🤖 AI Summary
Low-resource automatic speech recognition (ASR) suffers from data scarcity and poor cross-lingual generalization; existing adaptation methods often rely on external resources, incur high computational costs, or lack support for test-time adaptation. To address these limitations, this work introduces Meta-In-Context Learning (Meta-ICL) to ASR for the first time, proposing a lightweight, fine-tuning-free adaptation framework. It leverages k-nearest neighbor (k-NN) retrieval to dynamically identify semantically similar speech samples and construct task-aware in-context examples, enabling zero-shot or few-shot cross-lingual transfer for Whisper.
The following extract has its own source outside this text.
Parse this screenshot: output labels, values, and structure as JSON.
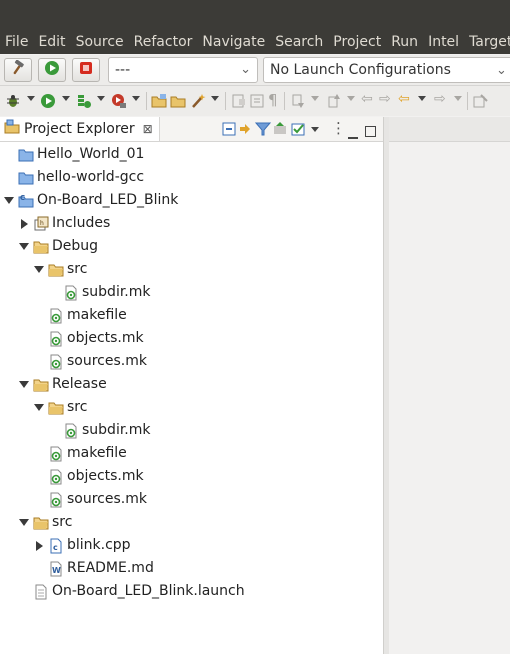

Evaluated on the ML-SUPERB multilingual benchmark, our approach substantially reduces character error rates (CER) for low-resource languages, achieving an average improvement of 32.7%. Results demonstrate the method’s effectiveness, efficiency, and scalability—without requiring parameter updates or external linguistic resources.
📝 Abstract
This paper presents Meta-Whisper, a novel approach to improve automatic speech recognition (ASR) for low-resource languages using the Whisper model. By leveraging Meta In-Context Learning (Meta-ICL) and a k-Nearest Neighbors (KNN) algorithm for sample selection, Meta-Whisper enhances Whisper's ability to recognize speech in unfamiliar languages without extensive fine-tuning. Experiments on the ML-SUPERB dataset show that Meta-Whisper significantly reduces the Character Error Rate (CER) for low-resource languages compared to the original Whisper model. This method offers a promising solution for developing more adaptable multilingual ASR systems, particularly for languages with limited resources.